For the cities, not nearly enough

December 01, 1993|By Benjamin C. Schwarz

IN AN impassioned speech the other day, President Clinton urged an end to the violence and misery that plague our inner cities. By directing his remarks to an overwhelmingly black audience, and by asserting that change must come from "the inside out," the president sent a clear message: Those most affected by these conditions must take responsibility for reversing the material, social and moral deterioration of their community.

Mr. Clinton's Memphis audience listened eagerly and responded thankfully to his message. But to realize his vision of a civilizing change in America's urban centers, the president must make an equally impassioned plea to all Americans. He must define the conditions in the black ghetto not as a crisis merely afflicting one group, but as our greatest national problem. He must, in short, bring his concern for the black urban poor to those who have remained largely indifferent to their plight.

It is a welcome sign of a new forthrightness on racial issues for Mr. Clinton to adopt the message of such black leaders as Malcolm X, Jesse Jackson and Louis Farrakhan, urging the black community to do all it can to help itself -- it must, for instance, abhor, rather than celebrate, the exaggerated and misguided version of masculinity that glorifies gang membership and sexual conquest.

But the president has a responsibility and an opportunity to address a wider America -- an America that has at best ignored, and at worst shown hostility toward, those black Americans whose lives are shadowed daily by violence and terror.

AIt is understandable, if still repellent, that some liberals play down those aspects of inner-city life -- drug use, out-of-wedlock childbearing, dropping out of school, the pervasiveness of robbery, rape and murder -- that they fear will cause white Americans to conclude that the black poor are undeserving and should be written off. Too many Americans regard these conditions as a "black problem," and as such largely the black community's responsibility. In America's atomized society, an emphasis on individual and community responsibility, laudable in itself, keeps the desperate conditions afflicting urban black Americans off the national agenda.

The president, therefore, must not stop with his Memphis speech. He must tell all of America what is needed to create the kind of national community about which so many of us have dreamed but have not realized. With moral urgency, Mr. Clinton must remind us that our black ghettos are among the worst places to live in the world and that to be born there is to be consigned to a fate that no American should have to endure.

He could acknowledge that those who live there need to help themselves, but he must remind America that if they had the proper tools of education, good health care, housing and equal protection under the law, they could do much better.

The president must make America understand that one of the ghetto's greatest burdens is the sense of separation from the rest of society, an obstacle that can be overcome only by a great -- and expensive -- national effort. Inner-city mothers must believe that the American community cares about their children -- that they learn in school and are safe on the streets, and that those who terrorize them will be punished.

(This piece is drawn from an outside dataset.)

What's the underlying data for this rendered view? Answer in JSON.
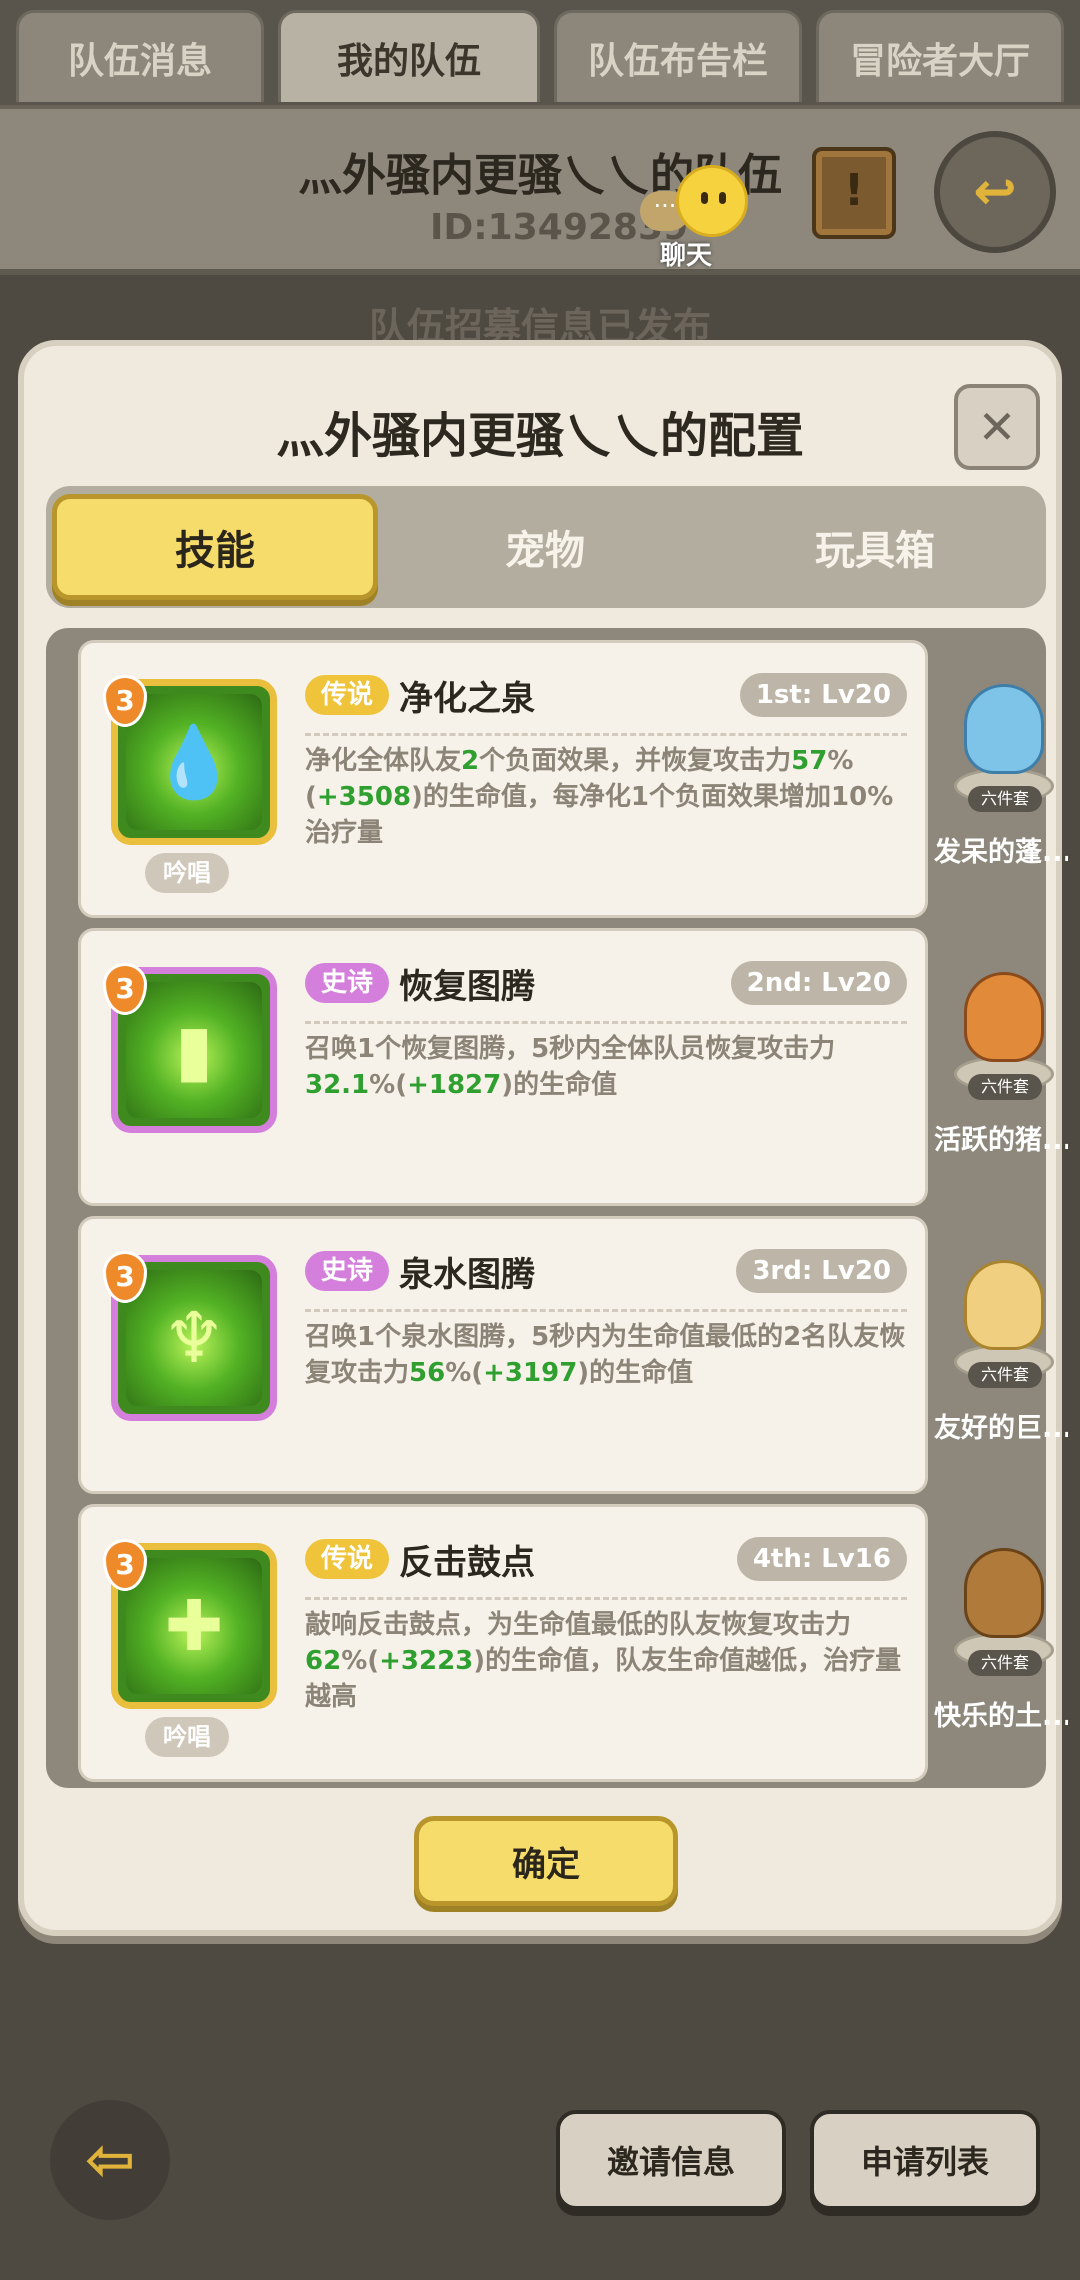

The people who live in the inner cities must believe that other Americans will share their outrage when Head Start programs, which have proved spectacularly successful, serve only one-fifth eligible children because of lack of funds. They must believe that other Americans will not tolerate a situation in which the wealthiest Americans receive more federal benefits than the poorest.

The president must spell out the hard truth that it is not a lack of the nation's resources that denies people in the ghetto tax-funded services. He must hold up a mirror to middle- and upper-income groups who succeed at holding down tax revenues while simultaneously obtaining every benefit they can for themselves. Americans' generalized good will toward those in need comes up empty after everyone has done his and her best to make sure there is little public money left.

The "crisis of spirit" of which the president spoke so eloquently in Memphis is not limited to the ghetto. The America that condemns its own kin to living in terror and hopelessness is an America that has lost its moral compass. The president said that Martin Luther King Jr. would be appalled by the violence and misery in America's inner cities. But that is not all that would sicken King. His great vision for America was that it would truly be one community, united by brotherhood and charity.

Twenty-five years after his murder, an indifferent America mutters that it has done enough and "they" must now help themselves. Were Dr. King to know this, he would despair of our ever reaching the promised land.

Benjamin C. Schwarz heads the international policy department at RAND.